Asif Ahmed

Personal information
- Born: 1 April 1942 (age 84) Karachi, British India
- Batting: Right-handed

Domestic team information
- 1959-60: Pakistan Universities
- 1959-60 to 1960-61: Karachi University
- 1961-62 to 1970-71: Karachi
- 1963 to 1964: Oxford University
- 1971-72: Public Works Department

Career statistics
| Competition | First-class |
| Matches | 61 |
| Runs scored | 2186 |
| Batting average | 26.65 |
| 100s/50s | 4/8 |
| Top score | 148 |
| Balls bowled | 114 |
| Wickets | 0 |
| Bowling average | – |
| 5 wickets in innings | – |
| 10 wickets in match | – |
| Best bowling | – |
| Catches/stumpings | 30/– |
- Source: Cricket Archive, 13 May 2014

= Asif Ahmed (Pakistani cricketer) =

Pakistani cricketer

Asif Ahmed (born 1 April 1942) is a Pakistani former cricketer who played first-class cricket from 1960 to 1972.

==Career==
A right-handed batsman, Ahmed made a century on his first-class debut at the age of 17, scoring 148 for Pakistan Universities against East Pakistan in the Quaid-e-Azam Trophy in 1959-60.

In 1961-62, in the final of the Quaid-e-Azam Trophy, he scored 75 runs for the Karachi Blues team that defeated Combined Services. He was selected to play for a Combined XI against the touring MCC team a few weeks later, and made 58, the top score on either side in a match ruined by rain. Then in the final of the Ayub Trophy, he scored 115 in Karachi's victory over North Zone. In that season he made 613 runs in 10 matches at an average of 51.08.

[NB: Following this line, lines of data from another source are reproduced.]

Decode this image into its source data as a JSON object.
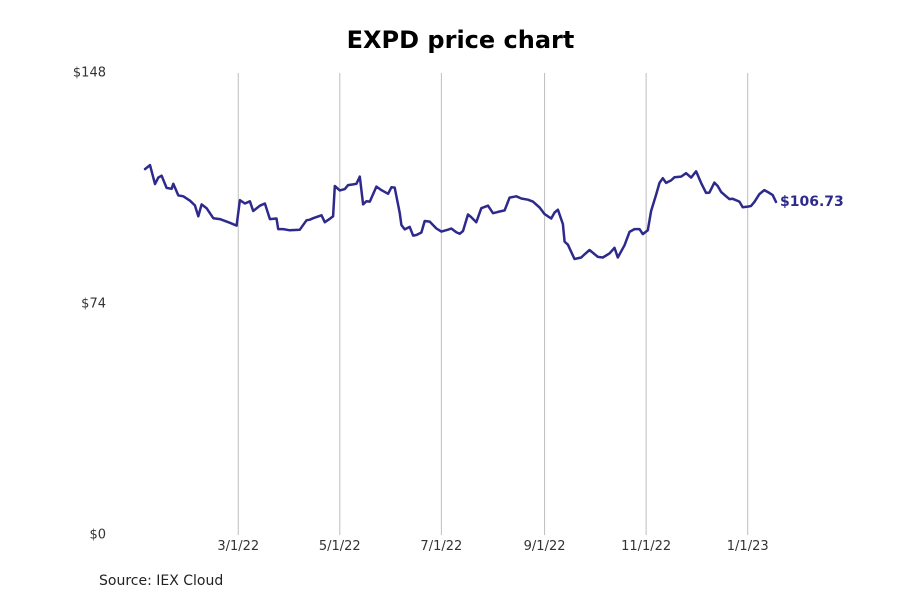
{
  "chart_data": {
    "type": "line",
    "title": "EXPD price chart",
    "source": "Source: IEX Cloud",
    "last_value_label": "$106.73",
    "y_ticks": [
      {
        "value": 148,
        "label": "$148"
      },
      {
        "value": 74,
        "label": "$74"
      },
      {
        "value": 0,
        "label": "$0"
      }
    ],
    "x_ticks": [
      {
        "date": "2022-03-01",
        "label": "3/1/22"
      },
      {
        "date": "2022-05-01",
        "label": "5/1/22"
      },
      {
        "date": "2022-07-01",
        "label": "7/1/22"
      },
      {
        "date": "2022-09-01",
        "label": "9/1/22"
      },
      {
        "date": "2022-11-01",
        "label": "11/1/22"
      },
      {
        "date": "2023-01-01",
        "label": "1/1/23"
      }
    ],
    "xlim": [
      "2022-01-04",
      "2023-01-18"
    ],
    "ylim": [
      0,
      148
    ],
    "grid": "vertical",
    "legend": "none",
    "series": [
      {
        "color": "#2e2a8c",
        "points": [
          [
            "2022-01-04",
            117.2
          ],
          [
            "2022-01-07",
            118.5
          ],
          [
            "2022-01-10",
            112.4
          ],
          [
            "2022-01-12",
            114.5
          ],
          [
            "2022-01-14",
            115.1
          ],
          [
            "2022-01-17",
            111.2
          ],
          [
            "2022-01-20",
            110.9
          ],
          [
            "2022-01-21",
            112.5
          ],
          [
            "2022-01-24",
            108.8
          ],
          [
            "2022-01-27",
            108.5
          ],
          [
            "2022-01-31",
            107.1
          ],
          [
            "2022-02-03",
            105.6
          ],
          [
            "2022-02-05",
            102.1
          ],
          [
            "2022-02-07",
            105.9
          ],
          [
            "2022-02-10",
            104.7
          ],
          [
            "2022-02-14",
            101.5
          ],
          [
            "2022-02-18",
            101.2
          ],
          [
            "2022-02-24",
            100.0
          ],
          [
            "2022-02-28",
            99.1
          ],
          [
            "2022-03-02",
            107.3
          ],
          [
            "2022-03-05",
            106.2
          ],
          [
            "2022-03-08",
            106.9
          ],
          [
            "2022-03-10",
            103.8
          ],
          [
            "2022-03-14",
            105.5
          ],
          [
            "2022-03-17",
            106.2
          ],
          [
            "2022-03-20",
            101.2
          ],
          [
            "2022-03-24",
            101.4
          ],
          [
            "2022-03-25",
            98.0
          ],
          [
            "2022-03-28",
            98.0
          ],
          [
            "2022-04-01",
            97.6
          ],
          [
            "2022-04-04",
            97.7
          ],
          [
            "2022-04-07",
            97.8
          ],
          [
            "2022-04-11",
            100.8
          ],
          [
            "2022-04-13",
            101.0
          ],
          [
            "2022-04-15",
            101.5
          ],
          [
            "2022-04-20",
            102.4
          ],
          [
            "2022-04-22",
            100.2
          ],
          [
            "2022-04-25",
            101.3
          ],
          [
            "2022-04-27",
            102.1
          ],
          [
            "2022-04-28",
            111.8
          ],
          [
            "2022-05-01",
            110.4
          ],
          [
            "2022-05-04",
            110.8
          ],
          [
            "2022-05-06",
            112.1
          ],
          [
            "2022-05-09",
            112.3
          ],
          [
            "2022-05-11",
            112.5
          ],
          [
            "2022-05-13",
            114.8
          ],
          [
            "2022-05-15",
            105.9
          ],
          [
            "2022-05-17",
            106.9
          ],
          [
            "2022-05-19",
            106.8
          ],
          [
            "2022-05-23",
            111.6
          ],
          [
            "2022-05-26",
            110.5
          ],
          [
            "2022-05-30",
            109.3
          ],
          [
            "2022-06-01",
            111.4
          ],
          [
            "2022-06-03",
            111.3
          ],
          [
            "2022-06-06",
            103.2
          ],
          [
            "2022-06-07",
            99.3
          ],
          [
            "2022-06-09",
            97.9
          ],
          [
            "2022-06-12",
            98.7
          ],
          [
            "2022-06-14",
            95.9
          ],
          [
            "2022-06-16",
            96.1
          ],
          [
            "2022-06-19",
            96.9
          ],
          [
            "2022-06-21",
            100.6
          ],
          [
            "2022-06-24",
            100.4
          ],
          [
            "2022-06-28",
            98.2
          ],
          [
            "2022-07-01",
            97.2
          ],
          [
            "2022-07-05",
            97.8
          ],
          [
            "2022-07-07",
            98.2
          ],
          [
            "2022-07-10",
            97.0
          ],
          [
            "2022-07-12",
            96.5
          ],
          [
            "2022-07-14",
            97.4
          ],
          [
            "2022-07-17",
            102.7
          ],
          [
            "2022-07-19",
            101.8
          ],
          [
            "2022-07-22",
            100.2
          ],
          [
            "2022-07-25",
            104.7
          ],
          [
            "2022-07-29",
            105.5
          ],
          [
            "2022-08-01",
            103.1
          ],
          [
            "2022-08-04",
            103.5
          ],
          [
            "2022-08-08",
            104.0
          ],
          [
            "2022-08-11",
            108.1
          ],
          [
            "2022-08-15",
            108.5
          ],
          [
            "2022-08-18",
            107.8
          ],
          [
            "2022-08-22",
            107.4
          ],
          [
            "2022-08-25",
            106.8
          ],
          [
            "2022-08-29",
            104.9
          ],
          [
            "2022-09-01",
            102.8
          ],
          [
            "2022-09-05",
            101.4
          ],
          [
            "2022-09-07",
            103.3
          ],
          [
            "2022-09-09",
            104.2
          ],
          [
            "2022-09-12",
            99.6
          ],
          [
            "2022-09-13",
            94.0
          ],
          [
            "2022-09-15",
            93.0
          ],
          [
            "2022-09-19",
            88.4
          ],
          [
            "2022-09-23",
            88.9
          ],
          [
            "2022-09-25",
            89.9
          ],
          [
            "2022-09-28",
            91.3
          ],
          [
            "2022-10-03",
            89.1
          ],
          [
            "2022-10-06",
            88.9
          ],
          [
            "2022-10-10",
            90.2
          ],
          [
            "2022-10-13",
            92.0
          ],
          [
            "2022-10-15",
            88.9
          ],
          [
            "2022-10-19",
            92.8
          ],
          [
            "2022-10-22",
            97.1
          ],
          [
            "2022-10-25",
            98.0
          ],
          [
            "2022-10-28",
            98.0
          ],
          [
            "2022-10-30",
            96.4
          ],
          [
            "2022-11-02",
            97.6
          ],
          [
            "2022-11-04",
            103.8
          ],
          [
            "2022-11-07",
            109.0
          ],
          [
            "2022-11-09",
            112.8
          ],
          [
            "2022-11-11",
            114.3
          ],
          [
            "2022-11-13",
            112.8
          ],
          [
            "2022-11-16",
            113.6
          ],
          [
            "2022-11-18",
            114.6
          ],
          [
            "2022-11-22",
            114.8
          ],
          [
            "2022-11-25",
            115.9
          ],
          [
            "2022-11-28",
            114.5
          ],
          [
            "2022-12-01",
            116.5
          ],
          [
            "2022-12-04",
            112.8
          ],
          [
            "2022-12-07",
            109.6
          ],
          [
            "2022-12-09",
            109.7
          ],
          [
            "2022-12-12",
            112.9
          ],
          [
            "2022-12-14",
            111.8
          ],
          [
            "2022-12-16",
            109.9
          ],
          [
            "2022-12-19",
            108.5
          ],
          [
            "2022-12-21",
            107.6
          ],
          [
            "2022-12-23",
            107.7
          ],
          [
            "2022-12-27",
            106.8
          ],
          [
            "2022-12-29",
            105.0
          ],
          [
            "2023-01-01",
            105.2
          ],
          [
            "2023-01-03",
            105.4
          ],
          [
            "2023-01-05",
            106.7
          ],
          [
            "2023-01-08",
            109.2
          ],
          [
            "2023-01-11",
            110.5
          ],
          [
            "2023-01-14",
            109.6
          ],
          [
            "2023-01-16",
            108.9
          ],
          [
            "2023-01-18",
            106.7
          ]
        ]
      }
    ]
  }
}
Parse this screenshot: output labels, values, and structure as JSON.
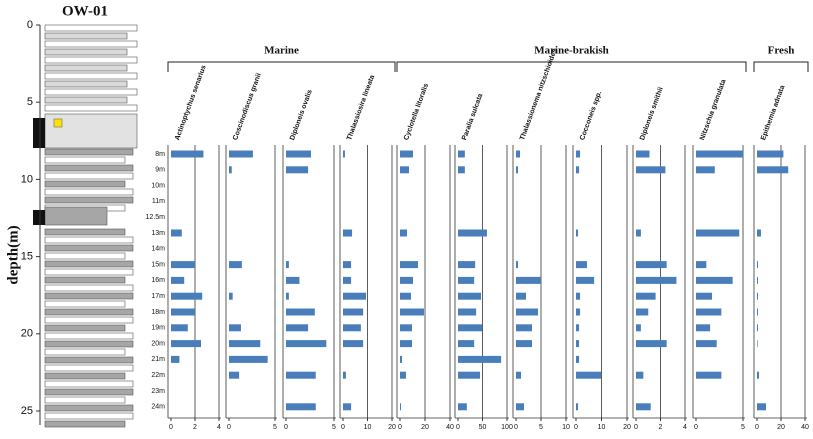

Ahmed was selected to tour England in 1962 with the Pakistan team. However, he played only nine of the 29 first-class matches and sometimes "went weeks on end without playing" and finished with only 155 runs at 11.92, with a highest score of 43 against Essex.

He studied at Oxford University after the tour and appeared for the university side irregularly in 1963 and 1964. He played 18 matches for Oxford, scoring 456 runs at 16.88, with a top score of 54 (retired hurt) against Pakistan Eaglets in 1963.

In his first match after returning to Pakistan, in November 1967, Ahmed opened the batting for Karachi Blues against Lahore Greens in the long-delayed final of the 1965-66 Ayub Trophy and made 114 in a ten-wicket victory. Later that month, in the final of the 1966-67 Quaid-e-Azam Trophy, he again opened the batting for Karachi and made 109 to help them to victory over Railways. He continued to play first-class cricket, with moderate success, until 1972.